The Party mouthpiece China Daily reported on Nov. 11 that a reform plan for state-owned enterprises will be announced after the Third Plenum.
Huang Shuhe, deputy director of the state-owned Assets Supervision and Administration Commission (SASAC), said achieving diversification of ownership of state-owned enterprises is the top priority.
“The reform of state enterprise system is not very meaningful,” Shi Cangshan said, “The focus of economic reform in China has been state-owned enterprise reform for 30 years since 1984, but nothing much has changed.

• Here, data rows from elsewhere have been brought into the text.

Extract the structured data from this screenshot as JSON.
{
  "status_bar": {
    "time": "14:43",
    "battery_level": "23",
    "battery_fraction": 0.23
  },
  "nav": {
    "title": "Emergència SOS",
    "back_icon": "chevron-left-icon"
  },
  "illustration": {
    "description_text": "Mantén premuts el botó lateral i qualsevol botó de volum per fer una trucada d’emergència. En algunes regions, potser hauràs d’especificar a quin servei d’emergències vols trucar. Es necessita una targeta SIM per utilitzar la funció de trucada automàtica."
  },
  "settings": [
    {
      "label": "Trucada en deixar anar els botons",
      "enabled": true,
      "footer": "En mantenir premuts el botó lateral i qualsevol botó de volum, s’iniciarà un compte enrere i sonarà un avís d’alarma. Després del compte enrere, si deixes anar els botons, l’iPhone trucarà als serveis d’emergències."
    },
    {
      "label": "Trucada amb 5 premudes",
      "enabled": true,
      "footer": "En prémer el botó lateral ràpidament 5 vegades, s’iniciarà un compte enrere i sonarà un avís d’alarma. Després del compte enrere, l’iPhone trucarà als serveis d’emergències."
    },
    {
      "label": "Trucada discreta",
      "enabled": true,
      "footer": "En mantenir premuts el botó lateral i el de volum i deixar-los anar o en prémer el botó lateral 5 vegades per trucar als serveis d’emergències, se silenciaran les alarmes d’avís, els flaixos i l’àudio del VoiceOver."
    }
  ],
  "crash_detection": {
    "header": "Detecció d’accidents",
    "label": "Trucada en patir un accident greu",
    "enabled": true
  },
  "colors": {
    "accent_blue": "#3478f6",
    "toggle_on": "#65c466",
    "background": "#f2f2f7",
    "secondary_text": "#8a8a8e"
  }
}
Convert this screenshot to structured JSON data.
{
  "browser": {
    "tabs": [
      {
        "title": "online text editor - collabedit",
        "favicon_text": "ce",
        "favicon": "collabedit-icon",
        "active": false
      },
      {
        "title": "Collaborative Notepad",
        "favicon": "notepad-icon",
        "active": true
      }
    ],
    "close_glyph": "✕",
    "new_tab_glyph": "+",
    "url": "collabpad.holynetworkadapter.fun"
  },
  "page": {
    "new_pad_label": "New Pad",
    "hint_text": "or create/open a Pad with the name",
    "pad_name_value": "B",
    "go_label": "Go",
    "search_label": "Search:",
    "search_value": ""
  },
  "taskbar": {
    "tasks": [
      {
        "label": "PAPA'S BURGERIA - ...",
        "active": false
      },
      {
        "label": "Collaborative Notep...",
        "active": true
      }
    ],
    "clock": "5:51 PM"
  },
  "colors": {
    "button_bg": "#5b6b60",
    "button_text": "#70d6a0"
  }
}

“The authority’s reform is to increase the power of the management department of state-owned enterprises, which is to meant to avoid having them grow too big and out of control, such as PetroChina. It’s not really reform but just an adjustment.”
Chinese Premier Li Keqiang openly criticized the five biggest state-owned enterprises, including PetroChina, Sinopec, CNOOC, China Telecom, and China Mobile, at a recent State Council executive meeting, according to Hong Kong’s Chengming magazine.
According to Chengming, Li Keqiang pointed out the severe corruption and waste of public funds in these companies. “If there’s no rectification and no significant changes, a big blow will happen,” Li said. “No one can be responsible for that.”
Xi Jinping’s ongoing anti-corruption campaign took the scalps of several high-level managers of China’s monopoly oil industry, which observers believe has helped pave the way for reform.
The moves are also related to the Party’s factional politics. Those sacked for corruption were all tied to former security czar Zhou Yongkang. Zhou has been a leading member of the faction of former Party head Jiang Zemin, and the oil industry has been one of Zhou’s power bases.
Judicial Reform
According to China’s state-run Oriental Today newspaper, a new judicial reform plan will be released after the closing session of the Third Plenum.
Before the plenum started, China’s Supreme People’s Court published a statement advocating for the independent exercise of judicial power according to constitutional principles, and opposing local and departmental influence on the judiciary. Several Supreme Court staff members have also recently proposed that judicial power should be independent.
Shi Cangshan said, “The courts have been governed by the Political and Legal Affairs Committee at the same level [that is, a provincial court would be ruled by the provincial political and legal affairs committee, while a municipal court by the municipal committee]. The Chinese Communist Party directly manages the courts through the committees.
“This time, it may separate the courts out of the rule of city and province government. The courts will be still under the CCP’s control but will be directly managed by the central authorities.”
Chinese society has long wanted to see the abolition of the reform through labor system, which allows security forces to lock someone up in a labor camp without trial. The labor camps have in particular been used in detaining and torturing Falun Gong practitioners and other prisoners of conscience.
Last week, Oriental Today published a report claiming that the Central Political and Legal Affairs Committee has said the reform through labor system would be stopped pending the approval of the Standing Committee of the National People’s Congress.
The official versions of any reforms will likely be explained in a communiqué expected to be issued after the meetings close on Tuesday evening.